Marco Introini, floral designer gallaratese che insegna alla Fondazione Minoprio, parla delle potenzialità della nuova generazione di studenti
“Se stimolati correttamente, i ragazzi sanno raggiungere obiettivi anche ambiziosi”
di Marco D. Introini
Appassionare, coinvolgere, stimolare, solleticare la fantasia e la creatività… non lasciamoci fuorviare dall’opinione comune che vuole gli adolescenti troppo distratti dai social e troppo annoiati: nella mia esperienza scolastica da docente, riscontro che la generazione Z sia oltremodo bombardata da informazioni di ogni genere e sovrastimolata all’eccesso, ma questo ha portato i giovani a scegliere i loro modelli di riferimento, puntando senza indugio verso coloro i quali riescano a trasmettere l’intangibile. Ovvero, non la semplice conoscenza e tecnica, ma la passione che invece stimola a crescere e a cercare sempre il meglio.
Il prof. Schettini insegna
L’esempio più concreto e conosciuto di tutti credo sia il professor Vincenzo Schettini, che è riuscito a trasformare l’apprendimento della fisica, che a scuola ho trovato sempre interessante ma noiosa, in qualcosa di estremamente coinvolgente ed accattivante conquistando una fetta di pubblico enorme.

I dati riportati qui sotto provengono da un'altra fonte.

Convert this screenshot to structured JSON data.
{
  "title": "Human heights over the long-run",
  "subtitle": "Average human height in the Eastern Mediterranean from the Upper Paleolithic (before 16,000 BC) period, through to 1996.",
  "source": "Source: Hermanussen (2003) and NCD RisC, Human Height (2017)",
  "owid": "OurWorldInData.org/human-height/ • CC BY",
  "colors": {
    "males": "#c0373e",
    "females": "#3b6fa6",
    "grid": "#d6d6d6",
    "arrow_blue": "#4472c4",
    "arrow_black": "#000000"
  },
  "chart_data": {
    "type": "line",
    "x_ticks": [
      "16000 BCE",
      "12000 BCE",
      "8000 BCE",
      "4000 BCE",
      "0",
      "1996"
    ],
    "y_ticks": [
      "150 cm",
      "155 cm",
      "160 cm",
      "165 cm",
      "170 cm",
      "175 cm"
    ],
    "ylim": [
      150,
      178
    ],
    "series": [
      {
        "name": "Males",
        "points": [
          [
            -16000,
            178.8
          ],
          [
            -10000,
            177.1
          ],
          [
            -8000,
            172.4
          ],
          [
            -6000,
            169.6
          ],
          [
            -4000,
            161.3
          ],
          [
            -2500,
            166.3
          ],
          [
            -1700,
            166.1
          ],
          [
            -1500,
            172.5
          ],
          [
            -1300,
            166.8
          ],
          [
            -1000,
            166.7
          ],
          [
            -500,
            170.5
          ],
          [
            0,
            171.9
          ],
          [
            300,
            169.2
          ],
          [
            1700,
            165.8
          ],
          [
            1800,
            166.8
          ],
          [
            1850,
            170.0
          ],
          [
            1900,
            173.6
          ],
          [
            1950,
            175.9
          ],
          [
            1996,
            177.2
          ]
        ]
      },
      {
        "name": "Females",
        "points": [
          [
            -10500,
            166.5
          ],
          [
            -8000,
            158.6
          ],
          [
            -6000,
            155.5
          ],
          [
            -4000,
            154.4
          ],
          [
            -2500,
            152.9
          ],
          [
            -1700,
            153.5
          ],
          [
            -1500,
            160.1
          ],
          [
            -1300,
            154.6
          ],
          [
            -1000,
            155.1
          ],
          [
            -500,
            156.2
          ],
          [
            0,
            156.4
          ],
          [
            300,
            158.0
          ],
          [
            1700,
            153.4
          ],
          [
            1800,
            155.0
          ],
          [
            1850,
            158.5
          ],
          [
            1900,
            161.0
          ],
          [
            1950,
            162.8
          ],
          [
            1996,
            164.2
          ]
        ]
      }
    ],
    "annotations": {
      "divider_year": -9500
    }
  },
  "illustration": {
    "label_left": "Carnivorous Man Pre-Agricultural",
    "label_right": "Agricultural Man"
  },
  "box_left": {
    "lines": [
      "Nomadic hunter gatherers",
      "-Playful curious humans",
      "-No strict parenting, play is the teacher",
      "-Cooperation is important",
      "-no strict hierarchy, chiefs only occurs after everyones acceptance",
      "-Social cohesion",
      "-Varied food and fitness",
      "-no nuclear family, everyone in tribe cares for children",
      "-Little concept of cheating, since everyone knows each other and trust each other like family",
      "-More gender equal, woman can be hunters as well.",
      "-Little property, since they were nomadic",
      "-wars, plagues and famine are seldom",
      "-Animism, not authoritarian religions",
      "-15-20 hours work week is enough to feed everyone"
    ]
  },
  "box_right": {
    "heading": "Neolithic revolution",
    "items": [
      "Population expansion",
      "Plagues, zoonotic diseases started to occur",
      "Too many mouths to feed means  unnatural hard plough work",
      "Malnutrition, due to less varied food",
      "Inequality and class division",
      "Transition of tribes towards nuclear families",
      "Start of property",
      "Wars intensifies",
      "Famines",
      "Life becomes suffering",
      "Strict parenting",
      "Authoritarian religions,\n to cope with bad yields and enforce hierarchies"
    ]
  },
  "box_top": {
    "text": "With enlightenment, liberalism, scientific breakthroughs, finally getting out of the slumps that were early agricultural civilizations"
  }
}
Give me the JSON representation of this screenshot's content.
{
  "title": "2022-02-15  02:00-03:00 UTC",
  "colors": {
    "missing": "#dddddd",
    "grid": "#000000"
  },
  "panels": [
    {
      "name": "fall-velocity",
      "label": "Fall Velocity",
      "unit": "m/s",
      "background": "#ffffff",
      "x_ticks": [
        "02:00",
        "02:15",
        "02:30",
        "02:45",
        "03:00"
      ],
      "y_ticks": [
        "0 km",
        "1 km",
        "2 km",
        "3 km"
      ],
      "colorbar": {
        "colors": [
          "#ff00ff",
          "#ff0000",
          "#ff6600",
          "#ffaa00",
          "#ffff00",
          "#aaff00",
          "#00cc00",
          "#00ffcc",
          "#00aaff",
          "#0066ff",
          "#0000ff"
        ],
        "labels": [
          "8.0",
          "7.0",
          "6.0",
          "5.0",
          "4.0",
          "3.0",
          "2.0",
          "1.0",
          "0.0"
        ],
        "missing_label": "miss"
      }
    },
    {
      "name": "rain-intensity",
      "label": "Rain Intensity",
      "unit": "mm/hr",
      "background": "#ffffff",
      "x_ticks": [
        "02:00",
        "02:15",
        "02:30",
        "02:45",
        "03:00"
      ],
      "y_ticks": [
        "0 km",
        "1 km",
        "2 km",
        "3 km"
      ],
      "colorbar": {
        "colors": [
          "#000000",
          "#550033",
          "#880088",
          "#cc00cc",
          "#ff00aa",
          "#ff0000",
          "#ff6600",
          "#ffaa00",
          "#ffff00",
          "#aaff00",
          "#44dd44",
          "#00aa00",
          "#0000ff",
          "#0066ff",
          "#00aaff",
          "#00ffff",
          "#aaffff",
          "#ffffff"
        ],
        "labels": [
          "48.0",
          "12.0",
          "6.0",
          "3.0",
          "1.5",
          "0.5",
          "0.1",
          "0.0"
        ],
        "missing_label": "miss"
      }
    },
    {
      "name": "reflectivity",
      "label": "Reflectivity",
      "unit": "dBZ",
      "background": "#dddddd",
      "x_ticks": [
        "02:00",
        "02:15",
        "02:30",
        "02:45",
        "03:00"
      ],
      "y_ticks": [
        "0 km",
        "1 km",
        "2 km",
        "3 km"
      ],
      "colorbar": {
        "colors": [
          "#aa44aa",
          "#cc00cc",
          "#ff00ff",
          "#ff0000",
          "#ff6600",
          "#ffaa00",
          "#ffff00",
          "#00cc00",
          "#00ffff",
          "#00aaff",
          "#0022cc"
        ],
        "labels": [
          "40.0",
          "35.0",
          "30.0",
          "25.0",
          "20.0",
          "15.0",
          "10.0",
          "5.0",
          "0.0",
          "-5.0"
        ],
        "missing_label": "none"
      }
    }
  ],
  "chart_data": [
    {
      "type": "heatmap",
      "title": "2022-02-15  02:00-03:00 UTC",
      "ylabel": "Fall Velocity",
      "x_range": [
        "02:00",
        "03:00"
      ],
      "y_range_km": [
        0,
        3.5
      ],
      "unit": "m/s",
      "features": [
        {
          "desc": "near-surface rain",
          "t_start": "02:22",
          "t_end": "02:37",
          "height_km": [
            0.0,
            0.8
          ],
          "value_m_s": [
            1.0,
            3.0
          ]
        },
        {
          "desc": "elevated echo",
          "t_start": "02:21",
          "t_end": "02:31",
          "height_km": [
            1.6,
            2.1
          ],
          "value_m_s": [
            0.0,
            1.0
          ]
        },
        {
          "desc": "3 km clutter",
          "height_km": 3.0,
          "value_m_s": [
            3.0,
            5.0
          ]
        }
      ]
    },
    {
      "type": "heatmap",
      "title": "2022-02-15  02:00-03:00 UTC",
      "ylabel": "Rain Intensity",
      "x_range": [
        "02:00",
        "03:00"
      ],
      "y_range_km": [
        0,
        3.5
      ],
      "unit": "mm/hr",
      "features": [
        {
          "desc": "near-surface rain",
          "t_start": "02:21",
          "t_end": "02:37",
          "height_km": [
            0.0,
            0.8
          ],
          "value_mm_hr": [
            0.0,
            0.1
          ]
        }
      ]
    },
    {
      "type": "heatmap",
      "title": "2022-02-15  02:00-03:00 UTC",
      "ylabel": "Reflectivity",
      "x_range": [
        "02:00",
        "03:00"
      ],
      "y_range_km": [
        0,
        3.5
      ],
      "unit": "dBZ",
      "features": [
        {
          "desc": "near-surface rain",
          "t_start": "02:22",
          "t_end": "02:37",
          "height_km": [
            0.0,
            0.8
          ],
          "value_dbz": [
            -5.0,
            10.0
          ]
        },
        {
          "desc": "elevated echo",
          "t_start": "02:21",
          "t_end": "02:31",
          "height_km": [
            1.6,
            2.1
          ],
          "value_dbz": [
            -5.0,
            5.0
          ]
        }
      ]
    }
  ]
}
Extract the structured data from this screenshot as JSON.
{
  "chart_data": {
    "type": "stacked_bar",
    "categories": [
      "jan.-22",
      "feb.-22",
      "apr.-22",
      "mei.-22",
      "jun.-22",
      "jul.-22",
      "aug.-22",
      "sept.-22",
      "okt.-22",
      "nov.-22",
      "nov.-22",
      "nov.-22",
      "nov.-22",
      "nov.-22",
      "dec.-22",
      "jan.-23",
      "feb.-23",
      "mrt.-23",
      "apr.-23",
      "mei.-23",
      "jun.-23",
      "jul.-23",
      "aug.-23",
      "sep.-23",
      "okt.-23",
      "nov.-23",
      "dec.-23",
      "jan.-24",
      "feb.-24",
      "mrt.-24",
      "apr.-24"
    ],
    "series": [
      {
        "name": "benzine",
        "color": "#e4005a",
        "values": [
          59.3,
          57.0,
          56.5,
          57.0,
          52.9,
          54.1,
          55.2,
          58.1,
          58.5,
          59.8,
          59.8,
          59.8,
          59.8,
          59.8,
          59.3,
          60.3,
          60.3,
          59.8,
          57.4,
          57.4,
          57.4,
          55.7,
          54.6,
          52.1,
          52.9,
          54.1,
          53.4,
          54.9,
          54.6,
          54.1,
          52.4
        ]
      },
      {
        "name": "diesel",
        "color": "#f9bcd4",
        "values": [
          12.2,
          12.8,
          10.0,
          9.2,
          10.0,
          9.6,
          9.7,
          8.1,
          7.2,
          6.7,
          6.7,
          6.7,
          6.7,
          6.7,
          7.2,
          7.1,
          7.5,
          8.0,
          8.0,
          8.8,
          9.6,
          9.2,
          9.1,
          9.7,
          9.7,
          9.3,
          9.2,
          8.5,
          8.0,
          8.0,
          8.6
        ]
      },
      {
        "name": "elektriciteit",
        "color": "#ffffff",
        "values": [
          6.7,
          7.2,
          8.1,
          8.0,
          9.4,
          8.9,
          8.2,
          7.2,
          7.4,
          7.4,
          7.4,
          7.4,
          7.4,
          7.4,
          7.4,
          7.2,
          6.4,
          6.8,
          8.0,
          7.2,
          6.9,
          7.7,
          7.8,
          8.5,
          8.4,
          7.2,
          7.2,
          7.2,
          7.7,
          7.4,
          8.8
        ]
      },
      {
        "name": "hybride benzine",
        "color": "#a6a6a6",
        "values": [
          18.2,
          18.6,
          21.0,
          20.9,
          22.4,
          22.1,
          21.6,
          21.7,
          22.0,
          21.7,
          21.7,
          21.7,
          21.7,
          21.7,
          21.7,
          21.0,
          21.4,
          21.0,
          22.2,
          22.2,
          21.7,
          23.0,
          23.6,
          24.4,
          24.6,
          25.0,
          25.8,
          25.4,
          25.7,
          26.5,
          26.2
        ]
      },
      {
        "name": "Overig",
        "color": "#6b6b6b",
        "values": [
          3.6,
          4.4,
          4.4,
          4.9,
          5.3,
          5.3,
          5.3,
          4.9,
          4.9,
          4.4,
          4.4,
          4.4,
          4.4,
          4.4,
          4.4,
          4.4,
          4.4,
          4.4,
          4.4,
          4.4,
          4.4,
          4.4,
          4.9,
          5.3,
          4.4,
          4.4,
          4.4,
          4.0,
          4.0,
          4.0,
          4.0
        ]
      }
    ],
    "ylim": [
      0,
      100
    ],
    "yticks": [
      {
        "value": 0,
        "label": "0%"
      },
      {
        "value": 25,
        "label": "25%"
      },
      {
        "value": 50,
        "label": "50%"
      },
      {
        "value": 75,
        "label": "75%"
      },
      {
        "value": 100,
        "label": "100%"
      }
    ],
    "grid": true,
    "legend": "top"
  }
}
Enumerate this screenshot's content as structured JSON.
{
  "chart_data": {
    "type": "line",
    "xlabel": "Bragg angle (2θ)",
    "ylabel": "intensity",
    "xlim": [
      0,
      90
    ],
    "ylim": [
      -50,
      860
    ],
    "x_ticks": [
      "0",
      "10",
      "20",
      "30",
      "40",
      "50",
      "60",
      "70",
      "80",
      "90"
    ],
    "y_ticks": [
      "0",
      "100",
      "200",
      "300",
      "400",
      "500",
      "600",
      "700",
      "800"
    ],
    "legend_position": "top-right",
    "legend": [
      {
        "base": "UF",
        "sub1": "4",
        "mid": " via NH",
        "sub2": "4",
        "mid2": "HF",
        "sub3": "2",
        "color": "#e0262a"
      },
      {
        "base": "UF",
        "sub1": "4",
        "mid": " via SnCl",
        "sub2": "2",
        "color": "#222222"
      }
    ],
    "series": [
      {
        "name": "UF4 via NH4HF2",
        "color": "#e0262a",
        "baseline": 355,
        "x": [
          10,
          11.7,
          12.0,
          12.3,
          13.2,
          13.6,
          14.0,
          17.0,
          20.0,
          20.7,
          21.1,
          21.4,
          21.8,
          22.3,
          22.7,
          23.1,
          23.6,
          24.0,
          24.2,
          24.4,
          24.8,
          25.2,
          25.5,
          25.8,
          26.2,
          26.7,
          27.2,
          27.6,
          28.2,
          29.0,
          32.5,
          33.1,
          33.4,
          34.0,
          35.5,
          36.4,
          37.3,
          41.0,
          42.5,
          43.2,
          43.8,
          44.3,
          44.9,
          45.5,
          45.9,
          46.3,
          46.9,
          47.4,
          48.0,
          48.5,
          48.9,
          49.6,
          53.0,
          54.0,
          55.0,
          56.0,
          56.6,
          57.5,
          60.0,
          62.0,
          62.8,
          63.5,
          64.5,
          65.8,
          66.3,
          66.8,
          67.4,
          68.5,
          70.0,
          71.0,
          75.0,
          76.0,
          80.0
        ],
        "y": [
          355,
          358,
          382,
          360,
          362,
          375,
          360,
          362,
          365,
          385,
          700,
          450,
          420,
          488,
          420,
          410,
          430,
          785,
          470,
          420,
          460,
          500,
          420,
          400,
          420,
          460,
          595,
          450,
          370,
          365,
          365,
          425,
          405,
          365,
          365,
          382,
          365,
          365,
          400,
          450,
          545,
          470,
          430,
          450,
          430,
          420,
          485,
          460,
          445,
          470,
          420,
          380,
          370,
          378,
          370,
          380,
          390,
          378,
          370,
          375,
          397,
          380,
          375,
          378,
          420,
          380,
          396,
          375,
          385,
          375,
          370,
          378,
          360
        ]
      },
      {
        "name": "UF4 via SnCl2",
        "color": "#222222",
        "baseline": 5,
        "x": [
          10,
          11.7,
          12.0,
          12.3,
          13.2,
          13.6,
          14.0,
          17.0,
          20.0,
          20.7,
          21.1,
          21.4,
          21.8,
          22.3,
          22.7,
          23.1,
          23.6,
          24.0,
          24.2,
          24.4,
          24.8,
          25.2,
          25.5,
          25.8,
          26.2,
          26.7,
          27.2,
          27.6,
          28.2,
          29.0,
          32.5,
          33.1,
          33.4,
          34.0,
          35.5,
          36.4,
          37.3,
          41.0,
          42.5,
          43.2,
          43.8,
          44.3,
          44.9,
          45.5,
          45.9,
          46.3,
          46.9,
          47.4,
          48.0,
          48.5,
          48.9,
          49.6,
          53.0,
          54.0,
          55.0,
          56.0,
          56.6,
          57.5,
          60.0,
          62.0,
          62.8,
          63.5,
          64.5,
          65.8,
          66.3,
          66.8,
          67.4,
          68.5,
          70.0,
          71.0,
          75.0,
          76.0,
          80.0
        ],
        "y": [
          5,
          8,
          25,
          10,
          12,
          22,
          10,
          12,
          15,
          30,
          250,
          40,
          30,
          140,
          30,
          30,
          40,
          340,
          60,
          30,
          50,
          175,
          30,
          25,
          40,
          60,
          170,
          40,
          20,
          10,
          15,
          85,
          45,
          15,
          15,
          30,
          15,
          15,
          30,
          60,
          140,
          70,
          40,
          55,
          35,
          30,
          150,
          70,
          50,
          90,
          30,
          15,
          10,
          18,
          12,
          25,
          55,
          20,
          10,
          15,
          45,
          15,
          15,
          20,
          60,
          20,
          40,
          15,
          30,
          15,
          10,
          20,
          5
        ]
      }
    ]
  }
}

Quando sboccia la felicità
In questi anni ho partecipato a un sacco di progetti formativi, che hanno coinvolto alunni dalle scuole primarie sino all’università, come gli eventi del Fascination of plant day (che ormai ha cadenza biennale), e diversi altri. Una mia collega molto empatica con i bimbi, all’inizio delle lezioni chiedeva loro a cosa associassero il fiore, e la risposta quasi sempre era la medesima: “Felicità”. Ebbene questo sentimento che da piccoli ci è molto più evidente, col tempo non è che si sopisce, ma emerge ogni qualvolta ci si trovi a manipolare qualcosa di vivo come i fiori. Così capita che, creando composizioni con i fiori, ragazzi e ragazze si lasciano trascinare dalle emozioni che l’arte floreale porta con sé. In effetti noi fioristi abbiamo più o meno tutti la presunzione di fare il lavoro più bello del mondo, perché unisce alle competenze artistiche e all’estro innato, la bellezza di lavorare con elementi della natura.
Dalla teoria alla pratica
Un’altra cosa di cui i giovani hanno bisogno a mio parere, è non la semplice didattica fine a se stessa, ma l’esperienza sul campo unita a una discreta dose di autonomia: per questo, quando faccio loro realizzare simulazioni di eventi o li faccio partecipare a iniziative reali (come fiere e manifestazioni tematiche), arrivano a mettersi in discussione con risultati che talvolta mi lasciano a bocca aperta. Quindi, per favore, non etichettiamo le nuove generazioni accusandole di distrazione e apatia: loro sanno scegliere molto meglio di noi boomers (mi ci metto pure io). Semplicemente, non si accontentano di un approccio troppo nozionistico, fine a sé stesso, non accettano formatori non motivati e, se stimolati correttamente, sanno raggiungere obiettivi anche ambiziosi.
Formazione continua
Considero importante premiare più i loro progressi che non il raggiungimento della perfezione, perché rafforza in loro una mentalità di crescita e di apprendimento continuo, che non si conclude al termine del corso, ma che invece si perpetua nel tempo, portando a migliorarsi e a mettersi continuamente in discussione. Quest’ultimo è un concetto che invece la mia generazione spesso non riesce a fare proprio: ho colleghi che hanno la presunzione di sentirsi arrivati e al top della carriera, ma sono anni che non cambiano il loro metodi di lavoro o che non fanno aggiornamenti. Un buon professionista di 30 anni fa non è più al passo con i tempi ora: le dinamiche sono troppo veloci, le tecniche anche in campo floreale sono in continuo cambiamento e la formazione continua è dunque ormai una necessità.
La parte migliore della società
Detto ciò, credo e ho fiducia nei giovani perché sono la parte migliore e più dinamica della società e sono il nostro futuro più prossimo. Mica soltanto con i fiori.